A bill that would generate competition for electric utilities by opening South Carolina to solar leasing companies should be written as broadly as possible to give more people the opportunity to access solar energy.
The bill drew early praise from legislators, utilities and pro-solar groups, but then took some heat from solar companies who said it gave a distinct advantage to major utilities such as Duke Energy. The objections have come largely from out of state “rooftop” solar companies that lease solar panels to homeowners. Those concerns merit a close watching.
If a bill that is designed to create competition is to be effective it cannot create advantages for any segment of the market. That includes the regulated utilities.
The objection advocates raised is that the bill in essence would have allowed Duke to create a monopoly on rooftop solar before other companies are allowed to enter the market. Advocates say the bill would have given utilities a chance to opt in to the solar program; if they did they would have been required to power 1 percent of their capacity via solar energy and only then would solar leasing companies have been allowed to enter the market, Bryan Miller, president of the Alliance for Solar Choice, said in an interview.
Advocates of the bill said on Wednesday that an amendment to the bill addresses those concerns and would ensure that utility investments in solar are in line with the competitive free market, according to a report by Greenville News reporter Nathaniel Cary. The proposal passed the Senate Judiciary Committee by a 19-1 vote.
A free-market where leasing companies are on equal footing with existing companies would potentially offer consumers a greater benefit, especially at a time when utility rates are increasing for a variety of reasons.
Under the bill, companies would have to seek approval from the state’s Office of Regulatory Services before they could begin leasing solar panels in South Carolina, according to the report. Although that is not necessarily the case in other states, it’s not an unreasonable compromise. In addition, utilities such as Duke would compete on even footing with the leasing companies because they would have to create a nonregulated business arm that would have to compete for business, Bruce Wood, a Greenville-based solar advocate and owner of SunStore Solar, said in the newspaper report.
Rooftop solar leasing companies let private citizens access solar energy that otherwise could be cost-prohibitive. Under the business model, companies put solar panels on a consumer’s roof, and then lease the panels to them while charging them for the electricity they generate, usually for a price that’s less than traditional utilities charge, Miller said.
Solar power will not on its own meet the power needs of this state. However, the expansion of solar — and other forms of renewable energy — should be encouraged. The more electricity that individuals can generate on their own, especially during peak energy use periods such as the hottest of South Carolina’s dog days, the less investment utilities would have to make in expensive energy plants needed to boost production during periods of peak use.
Also, the more options consumers have, the lower prices generally are as businesses vie for customers. The most difficult problem with the way electricity is provided now is that utilities enjoy a monopoly. The consumers’ interests are supposed to be protected by regulatory agencies such as the Public Service Commission.

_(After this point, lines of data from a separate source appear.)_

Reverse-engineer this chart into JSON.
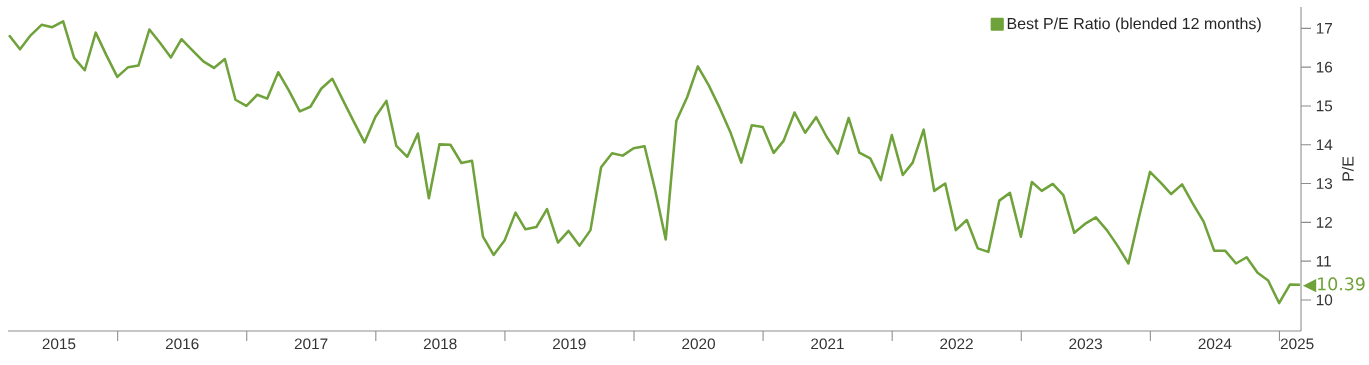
{
  "chart_data": {
    "type": "line",
    "ylabel": "P/E",
    "x": [
      "2015-02-28",
      "2015-03-31",
      "2015-04-30",
      "2015-05-31",
      "2015-06-30",
      "2015-07-31",
      "2015-08-31",
      "2015-09-30",
      "2015-10-31",
      "2015-11-30",
      "2015-12-31",
      "2016-01-31",
      "2016-02-29",
      "2016-03-31",
      "2016-04-30",
      "2016-05-31",
      "2016-06-30",
      "2016-07-31",
      "2016-08-31",
      "2016-09-30",
      "2016-10-31",
      "2016-11-30",
      "2016-12-31",
      "2017-01-31",
      "2017-02-28",
      "2017-03-31",
      "2017-04-30",
      "2017-05-31",
      "2017-06-30",
      "2017-07-31",
      "2017-08-31",
      "2017-09-30",
      "2017-10-31",
      "2017-11-30",
      "2017-12-31",
      "2018-01-31",
      "2018-02-28",
      "2018-03-31",
      "2018-04-30",
      "2018-05-31",
      "2018-06-30",
      "2018-07-31",
      "2018-08-31",
      "2018-09-30",
      "2018-10-31",
      "2018-11-30",
      "2018-12-31",
      "2019-01-31",
      "2019-02-28",
      "2019-03-31",
      "2019-04-30",
      "2019-05-31",
      "2019-06-30",
      "2019-07-31",
      "2019-08-31",
      "2019-09-30",
      "2019-10-31",
      "2019-11-30",
      "2019-12-31",
      "2020-01-31",
      "2020-02-29",
      "2020-03-31",
      "2020-04-30",
      "2020-05-31",
      "2020-06-30",
      "2020-07-31",
      "2020-08-31",
      "2020-09-30",
      "2020-10-31",
      "2020-11-30",
      "2020-12-31",
      "2021-01-31",
      "2021-02-28",
      "2021-03-31",
      "2021-04-30",
      "2021-05-31",
      "2021-06-30",
      "2021-07-31",
      "2021-08-31",
      "2021-09-30",
      "2021-10-31",
      "2021-11-30",
      "2021-12-31",
      "2022-01-31",
      "2022-02-28",
      "2022-03-31",
      "2022-04-30",
      "2022-05-31",
      "2022-06-30",
      "2022-07-31",
      "2022-08-31",
      "2022-09-30",
      "2022-10-31",
      "2022-11-30",
      "2022-12-31",
      "2023-01-31",
      "2023-02-28",
      "2023-03-31",
      "2023-04-30",
      "2023-05-31",
      "2023-06-30",
      "2023-07-31",
      "2023-08-31",
      "2023-09-30",
      "2023-10-31",
      "2023-11-30",
      "2023-12-31",
      "2024-01-31",
      "2024-02-29",
      "2024-03-31",
      "2024-04-30",
      "2024-05-31",
      "2024-06-30",
      "2024-07-31",
      "2024-08-31",
      "2024-09-30",
      "2024-10-31",
      "2024-11-30",
      "2024-12-31",
      "2025-01-31",
      "2025-02-28"
    ],
    "series": [
      {
        "name": "Best P/E Ratio (blended 12 months)",
        "color": "#6fa23a",
        "values": [
          16.82,
          16.46,
          16.82,
          17.09,
          17.03,
          17.18,
          16.24,
          15.92,
          16.89,
          16.31,
          15.75,
          16.0,
          16.04,
          16.97,
          16.63,
          16.25,
          16.72,
          16.43,
          16.15,
          15.98,
          16.21,
          15.16,
          15.0,
          15.29,
          15.19,
          15.87,
          15.4,
          14.86,
          14.98,
          15.45,
          15.7,
          15.15,
          14.59,
          14.06,
          14.72,
          15.13,
          13.97,
          13.69,
          14.29,
          12.62,
          14.01,
          14.0,
          13.53,
          13.59,
          11.63,
          11.16,
          11.53,
          12.25,
          11.82,
          11.88,
          12.34,
          11.48,
          11.78,
          11.4,
          11.8,
          13.42,
          13.78,
          13.72,
          13.91,
          13.96,
          12.87,
          11.56,
          14.61,
          15.23,
          16.02,
          15.53,
          14.95,
          14.33,
          13.54,
          14.5,
          14.46,
          13.79,
          14.1,
          14.83,
          14.31,
          14.71,
          14.2,
          13.77,
          14.69,
          13.8,
          13.65,
          13.09,
          14.25,
          13.22,
          13.54,
          14.39,
          12.81,
          13.0,
          11.8,
          12.06,
          11.33,
          11.24,
          12.56,
          12.76,
          11.63,
          13.04,
          12.81,
          12.99,
          12.7,
          11.73,
          11.96,
          12.13,
          11.8,
          11.4,
          10.94,
          12.14,
          13.3,
          13.02,
          12.73,
          12.98,
          12.49,
          12.02,
          11.27,
          11.27,
          10.94,
          11.1,
          10.7,
          10.5,
          9.92,
          10.4,
          10.39
        ]
      }
    ],
    "xlim": [
      "2015-02-25",
      "2025-03-03"
    ],
    "xticks": [
      {
        "value": "2015-07-19",
        "label": "2015"
      },
      {
        "value": "2016-01-01",
        "label": null
      },
      {
        "value": "2016-07-02",
        "label": "2016"
      },
      {
        "value": "2017-01-01",
        "label": null
      },
      {
        "value": "2017-07-02",
        "label": "2017"
      },
      {
        "value": "2018-01-01",
        "label": null
      },
      {
        "value": "2018-07-02",
        "label": "2018"
      },
      {
        "value": "2019-01-01",
        "label": null
      },
      {
        "value": "2019-07-02",
        "label": "2019"
      },
      {
        "value": "2020-01-01",
        "label": null
      },
      {
        "value": "2020-07-02",
        "label": "2020"
      },
      {
        "value": "2021-01-01",
        "label": null
      },
      {
        "value": "2021-07-02",
        "label": "2021"
      },
      {
        "value": "2022-01-01",
        "label": null
      },
      {
        "value": "2022-07-02",
        "label": "2022"
      },
      {
        "value": "2023-01-01",
        "label": null
      },
      {
        "value": "2023-07-02",
        "label": "2023"
      },
      {
        "value": "2024-01-01",
        "label": null
      },
      {
        "value": "2024-07-02",
        "label": "2024"
      },
      {
        "value": "2025-01-01",
        "label": null
      },
      {
        "value": "2025-02-20",
        "label": "2025"
      }
    ],
    "ylim": [
      9.2,
      17.55
    ],
    "yticks": [
      10,
      11,
      12,
      13,
      14,
      15,
      16,
      17
    ],
    "legend": "top right",
    "line_style": "solid",
    "annotations": [
      {
        "text": "◀10.39",
        "x": "2025-02-28",
        "y": 10.39
      }
    ]
  }
}
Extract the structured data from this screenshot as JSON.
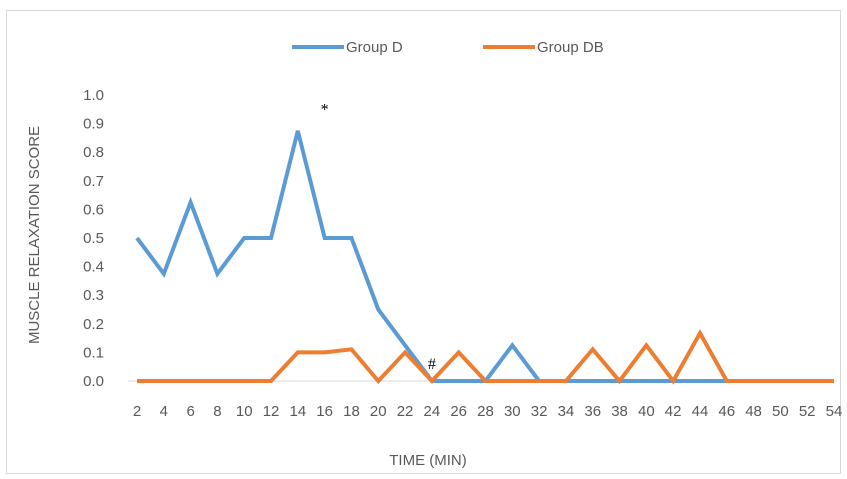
{
  "chart_data": {
    "type": "line",
    "title": "",
    "xlabel": "TIME (MIN)",
    "ylabel": "MUSCLE RELAXATION SCORE",
    "x": [
      2,
      4,
      6,
      8,
      10,
      12,
      14,
      16,
      18,
      20,
      22,
      24,
      26,
      28,
      30,
      32,
      34,
      36,
      38,
      40,
      42,
      44,
      46,
      48,
      50,
      52,
      54
    ],
    "x_tick_labels": [
      "2",
      "4",
      "6",
      "8",
      "10",
      "12",
      "14",
      "16",
      "18",
      "20",
      "22",
      "24",
      "26",
      "28",
      "30",
      "32",
      "34",
      "36",
      "38",
      "40",
      "42",
      "44",
      "46",
      "48",
      "50",
      "52",
      "54"
    ],
    "y_tick_labels": [
      "0.0",
      "0.1",
      "0.2",
      "0.3",
      "0.4",
      "0.5",
      "0.6",
      "0.7",
      "0.8",
      "0.9",
      "1.0"
    ],
    "ylim": [
      0,
      1.0
    ],
    "grid": false,
    "legend_position": "top",
    "series": [
      {
        "name": "Group D",
        "color": "#5b9bd5",
        "values": [
          0.5,
          0.375,
          0.625,
          0.375,
          0.5,
          0.5,
          0.875,
          0.5,
          0.5,
          0.25,
          0.125,
          0,
          0,
          0,
          0.125,
          0,
          0,
          0,
          0,
          0,
          0,
          0,
          0,
          0,
          0,
          0,
          0
        ]
      },
      {
        "name": "Group DB",
        "color": "#ed7d31",
        "values": [
          0,
          0,
          0,
          0,
          0,
          0,
          0.1,
          0.1,
          0.111,
          0,
          0.1,
          0,
          0.1,
          0,
          0,
          0,
          0,
          0.111,
          0,
          0.125,
          0,
          0.167,
          0,
          0,
          0,
          0,
          0
        ]
      }
    ],
    "annotations": [
      {
        "text": "*",
        "x": 16,
        "y": 0.95
      },
      {
        "text": "#",
        "x": 24,
        "y": 0.06
      }
    ]
  }
}
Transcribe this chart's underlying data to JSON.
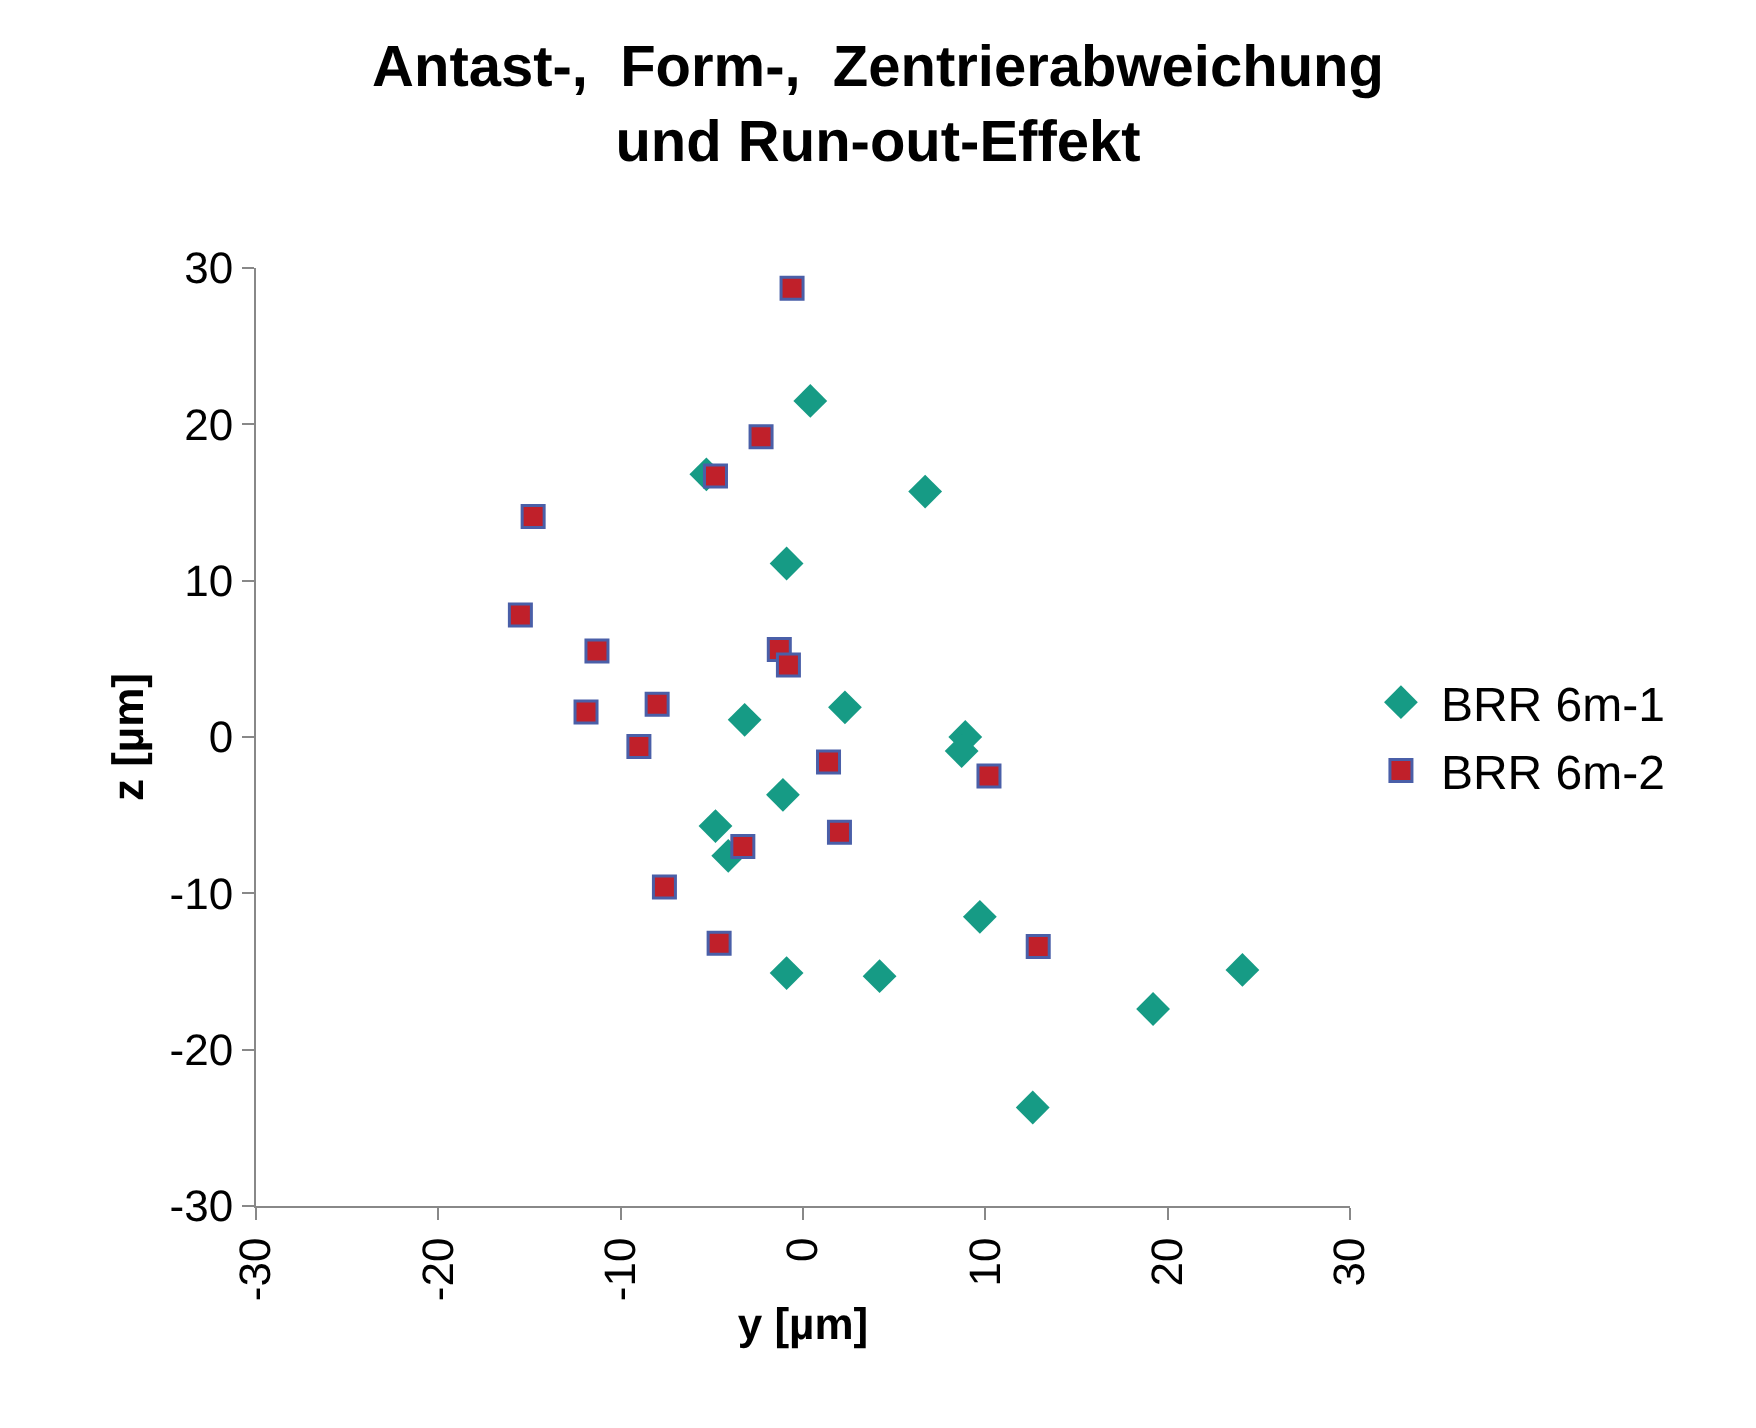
{
  "chart_data": {
    "type": "scatter",
    "title": "Antast-,  Form-,  Zentrierabweichung\nund Run-out-Effekt",
    "xlabel": "y [µm]",
    "ylabel": "z [µm]",
    "xlim": [
      -30,
      30
    ],
    "xticks": [
      -30,
      -20,
      -10,
      0,
      10,
      20,
      30
    ],
    "ylim": [
      -30,
      30
    ],
    "yticks": [
      -30,
      -20,
      -10,
      0,
      10,
      20,
      30
    ],
    "legend": "right",
    "series": [
      {
        "name": "BRR 6m-1",
        "color": "#169b85",
        "marker": "diamond",
        "x": [
          0.4,
          6.7,
          -5.3,
          -0.9,
          -3.2,
          2.3,
          8.9,
          8.7,
          -1.1,
          -4.8,
          -4.1,
          9.7,
          -0.9,
          4.2,
          24.1,
          19.2,
          12.6
        ],
        "values": [
          21.5,
          15.7,
          16.8,
          11.1,
          1.1,
          1.9,
          0.0,
          -0.9,
          -3.7,
          -5.7,
          -7.6,
          -11.5,
          -15.1,
          -15.3,
          -14.9,
          -17.4,
          -23.7
        ]
      },
      {
        "name": "BRR 6m-2",
        "color": "#c0202a",
        "marker": "square",
        "x": [
          -0.6,
          -2.3,
          -4.8,
          -14.8,
          -15.5,
          -11.3,
          -1.3,
          -0.8,
          -11.9,
          -8.0,
          -9.0,
          1.4,
          10.2,
          2.0,
          -3.3,
          -7.6,
          -4.6,
          12.9
        ],
        "values": [
          28.7,
          19.2,
          16.7,
          14.1,
          7.8,
          5.5,
          5.6,
          4.6,
          1.6,
          2.1,
          -0.6,
          -1.6,
          -2.5,
          -6.1,
          -7.0,
          -9.6,
          -13.2,
          -13.4
        ]
      }
    ]
  }
}
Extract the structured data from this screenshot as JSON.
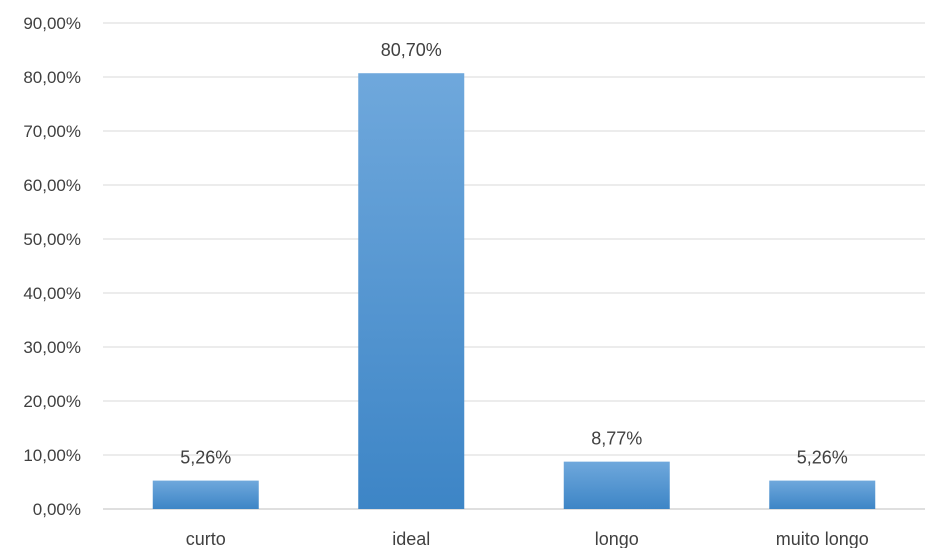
{
  "chart_data": {
    "type": "bar",
    "categories": [
      "curto",
      "ideal",
      "longo",
      "muito longo"
    ],
    "values": [
      5.26,
      80.7,
      8.77,
      5.26
    ],
    "data_labels": [
      "5,26%",
      "80,70%",
      "8,77%",
      "5,26%"
    ],
    "y_ticks": [
      "0,00%",
      "10,00%",
      "20,00%",
      "30,00%",
      "40,00%",
      "50,00%",
      "60,00%",
      "70,00%",
      "80,00%",
      "90,00%"
    ],
    "ylim": [
      0,
      90
    ],
    "grid": true,
    "legend": "none",
    "colors": {
      "bar_top": "#6fa8dc",
      "bar_bottom": "#3d85c6",
      "grid": "#d9d9d9",
      "text": "#404040"
    }
  }
}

South Carolina ratepayers know all too well about the trend in electricity rates. Duke Energy has raised its residential electricity rates by nearly 30 percent over the last five years. Much of that cost has been the result of meeting increased federal environmental regulation; some of it has come as the utility has added capacity. Additional capacity from direct competition for residential users could mitigate both of those pressures on rates.
As lawmakers move this bill forward they need to ensure the interests of existing utilities are not protected at the expense of free enterprise, especially given the advantages that the free market can create for consumers.
These are issues that need to be openly discussed, and proposals in South Carolina should be compared to what is working and what is not working in other states. Certainly lawmakers should err on the side of encouraging solar leasing companies to compete in a free market in South Carolina and should not give economic advantage to existing electricity providers.